Studies on the entire life cycle of vehicles show that with today’s electricity mix and in view of the energy used to produce them, plug-in hybrids and all-electric cars still come very close to vehicles with a gasoline or diesel engine in terms of their CO2 emissions. Using synthetic fuels could even make conventional drive systems more climate-friendly than their electric counterparts. Gasoline and diesel from renewable power permit road traffic of a more sustainable type.
CO2 emissions from the mobility sector need to fall. All experts agree on that. But what are the best ways of reaching this goal? In the short term, electric mobility will not be able to make any noticeable contribution because there are still nowhere near enough e-cars on the roads – high costs, short traveling ranges and long charging times at stations are putting off many potential buyers. But there is a further aspect. On closer examination, battery electric vehicles hardly benefit the climate. Adding up all CO2 emissions over their life cycle produces levels that come very close to those of a vehicle with a combustion engine.
Allowing for all impacts on the environment
Life Cycle Assessments (LCA) take account of all environmental impacts that come with a product – from extracting the raw materials and manufacturing to the utilization phase and material recycling. In the case of vehicles with a combustion engine, the main contributor to global warming is the utilization phase. In an example comparison, it accounts for 144 grams of CO2 per kilometer for a gasoline engine, 109 grams for a diesel. In addition to consumption while driving, there is also the carbon-dioxide emission generated while producing the fuels. And the CO2 produced by manufacturing and recycling cars must also be included. For a mileage of 200,000 kilometers in the WLTC, this takes the gasoline engine to 167 grams of CO2 per kilometer, the diesel to 134 grams.
Based on the same calculation method, a plugin hybrid emits 145 grams of CO2 per kilometer – less than the gasoline engine but more than the diesel. “This is not only the result of the relatively high level of carbon dioxide emitted during production but also of the electricity generated with many fossil power stations”, explains Dr. Bernd Becker, head of the Vehicle Energy department at IAV. “This is because of the current power station mix. In Germany,
around 476 grams of carbon dioxide are produced for every kilowatt-hour of electricity generated.”

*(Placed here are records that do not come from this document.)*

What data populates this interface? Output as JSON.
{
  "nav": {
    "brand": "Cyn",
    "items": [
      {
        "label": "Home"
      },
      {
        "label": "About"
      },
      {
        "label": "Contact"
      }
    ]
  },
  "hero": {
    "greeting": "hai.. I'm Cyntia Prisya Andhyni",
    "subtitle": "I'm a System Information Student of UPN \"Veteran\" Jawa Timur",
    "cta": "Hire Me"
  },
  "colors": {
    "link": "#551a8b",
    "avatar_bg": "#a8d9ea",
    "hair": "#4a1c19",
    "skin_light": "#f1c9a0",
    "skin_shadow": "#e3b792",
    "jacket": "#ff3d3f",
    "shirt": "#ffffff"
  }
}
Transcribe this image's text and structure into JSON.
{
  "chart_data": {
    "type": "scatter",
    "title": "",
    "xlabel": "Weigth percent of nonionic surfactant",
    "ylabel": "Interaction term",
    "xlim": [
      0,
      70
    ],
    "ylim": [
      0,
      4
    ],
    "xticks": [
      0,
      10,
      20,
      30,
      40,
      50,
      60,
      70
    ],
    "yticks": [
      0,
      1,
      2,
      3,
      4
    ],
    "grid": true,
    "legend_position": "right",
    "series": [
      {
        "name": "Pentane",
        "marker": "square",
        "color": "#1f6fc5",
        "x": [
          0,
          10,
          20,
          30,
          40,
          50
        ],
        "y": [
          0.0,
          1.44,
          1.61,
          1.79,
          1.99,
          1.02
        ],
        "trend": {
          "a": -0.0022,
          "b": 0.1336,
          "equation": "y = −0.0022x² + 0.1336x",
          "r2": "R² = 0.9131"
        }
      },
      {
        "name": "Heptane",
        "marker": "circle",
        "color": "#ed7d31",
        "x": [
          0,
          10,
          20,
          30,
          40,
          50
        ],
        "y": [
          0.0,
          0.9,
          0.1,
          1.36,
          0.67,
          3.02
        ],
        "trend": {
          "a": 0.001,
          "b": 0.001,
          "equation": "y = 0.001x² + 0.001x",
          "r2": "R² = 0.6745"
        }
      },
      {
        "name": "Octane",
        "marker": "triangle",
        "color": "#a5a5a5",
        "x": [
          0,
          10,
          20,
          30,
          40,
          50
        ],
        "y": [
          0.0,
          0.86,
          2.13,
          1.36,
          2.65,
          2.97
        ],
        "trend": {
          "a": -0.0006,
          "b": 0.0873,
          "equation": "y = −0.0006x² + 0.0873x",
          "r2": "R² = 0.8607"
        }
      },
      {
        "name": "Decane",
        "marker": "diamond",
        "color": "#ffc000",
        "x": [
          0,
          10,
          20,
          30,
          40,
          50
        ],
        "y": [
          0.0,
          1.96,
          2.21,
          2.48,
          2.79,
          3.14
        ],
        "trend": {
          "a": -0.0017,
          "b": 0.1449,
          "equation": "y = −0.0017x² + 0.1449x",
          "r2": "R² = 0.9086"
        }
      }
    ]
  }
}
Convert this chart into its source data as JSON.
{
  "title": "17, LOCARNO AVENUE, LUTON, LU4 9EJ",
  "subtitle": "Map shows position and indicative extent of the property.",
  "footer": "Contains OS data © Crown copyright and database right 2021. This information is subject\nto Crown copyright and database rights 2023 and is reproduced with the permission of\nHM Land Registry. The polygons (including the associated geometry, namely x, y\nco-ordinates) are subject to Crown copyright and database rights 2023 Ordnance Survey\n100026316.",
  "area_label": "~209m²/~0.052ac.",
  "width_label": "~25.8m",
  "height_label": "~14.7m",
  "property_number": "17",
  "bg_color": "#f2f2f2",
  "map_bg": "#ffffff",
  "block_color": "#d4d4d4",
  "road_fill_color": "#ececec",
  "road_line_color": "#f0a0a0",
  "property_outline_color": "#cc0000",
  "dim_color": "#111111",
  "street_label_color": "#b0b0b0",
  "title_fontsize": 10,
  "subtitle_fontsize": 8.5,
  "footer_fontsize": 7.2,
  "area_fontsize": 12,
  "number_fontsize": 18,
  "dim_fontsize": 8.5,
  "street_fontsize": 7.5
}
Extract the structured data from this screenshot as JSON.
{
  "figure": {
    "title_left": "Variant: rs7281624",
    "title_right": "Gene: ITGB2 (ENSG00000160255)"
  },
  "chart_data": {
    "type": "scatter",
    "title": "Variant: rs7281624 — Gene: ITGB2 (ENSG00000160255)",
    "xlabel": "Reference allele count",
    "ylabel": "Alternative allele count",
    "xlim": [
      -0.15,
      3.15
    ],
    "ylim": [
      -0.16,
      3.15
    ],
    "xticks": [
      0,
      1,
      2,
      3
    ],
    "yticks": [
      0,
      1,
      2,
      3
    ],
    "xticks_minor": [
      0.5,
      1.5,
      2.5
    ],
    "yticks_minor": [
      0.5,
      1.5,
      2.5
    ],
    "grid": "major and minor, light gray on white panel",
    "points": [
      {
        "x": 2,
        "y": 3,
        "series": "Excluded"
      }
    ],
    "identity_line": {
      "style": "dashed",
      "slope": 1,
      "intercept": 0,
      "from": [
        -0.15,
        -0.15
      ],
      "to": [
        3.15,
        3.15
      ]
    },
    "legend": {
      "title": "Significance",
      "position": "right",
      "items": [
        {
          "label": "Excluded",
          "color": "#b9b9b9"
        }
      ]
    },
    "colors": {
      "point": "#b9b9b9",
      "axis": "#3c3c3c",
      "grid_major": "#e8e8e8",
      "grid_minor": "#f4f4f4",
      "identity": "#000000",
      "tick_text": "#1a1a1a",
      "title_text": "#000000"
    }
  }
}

This explains why a plug-in hybrid emits 102 grams of CO2 per kilometer during its utilization phase, plus another 43 grams to produce and recycle it. A battery electric vehicle arrives at 65 grams of CO2 per kilometer for the utilization phase and a further 49 grams for production and recycling.
CO2 as a raw material for mobility
Particularly from the aspect of production, vehicles with a gasoline and diesel engine have clear CO2 benefits today. So, in combination with sustainable fuels, they could make a noticeable contribution to protecting the climate in the medium term. This is precisely the aim of running them on synthetic fuel which can be produced using renewable energies. In an initial step, hydrogen is produced from water by electrolysis with green electricity. Using CO2, this can first be converted into methanol, and from methanol it is then possible to make synthetic gasoline – turning climate-damaging CO2 into a raw material for mobility.
“Tests with modern gasoline engines reveal that in terms of ignition and power output, this climate-neutral fuel shows no appreciable differences to conventional fuel”, Becker reports. “It can be used to power millions of existing vehicles, making them carbon-neutral as a result.” Before carbon dioxide is emitted in the utilization phase, producing the fuel has already taken it out of the environment. With a gasoline engine and for a mileage of 200,000 kilometers in the WLTC, the above vehicle would arrive at no more than 35 grams of CO2 per kilometer.
The fact that this is not all a far-off vision is demonstrated by companies like Carbon Recycling International from Iceland. Every year, it makes around five million liters of methanol from CO2 and hydrogen that is produced using electricity from a geothermal power plant. A semi-industrial test facility in Freiberg has made synthetic gasoline from methanol. Although diesel can also be produced in a similar way, synthesis is somewhat more complex.
Stabilizing power grids
Besides the positive effects on climate, synthetic fuels made from renewable energies have a further benefit. They can be produced using surplus green electricity – and hence, by bringing together the mobility and energy production sectors, balance supply and demand in the power grid. “We have been working on the vision of carbon-neutral mobility for years, and are in general broadly positioned in matters of energy”, Becker says. “This is why IAV sees itself in a hub function. We want to liaise between the industries and work together with OEMs and research institutes on helping synthetic fuels to make a breakthrough.
Electric mobility doubtlessly plays a key part in providing sustainable mobility – but we should use synthetic fuels as a supplementary medium-term measure to help protect the climate through conventional vehicle fleets.”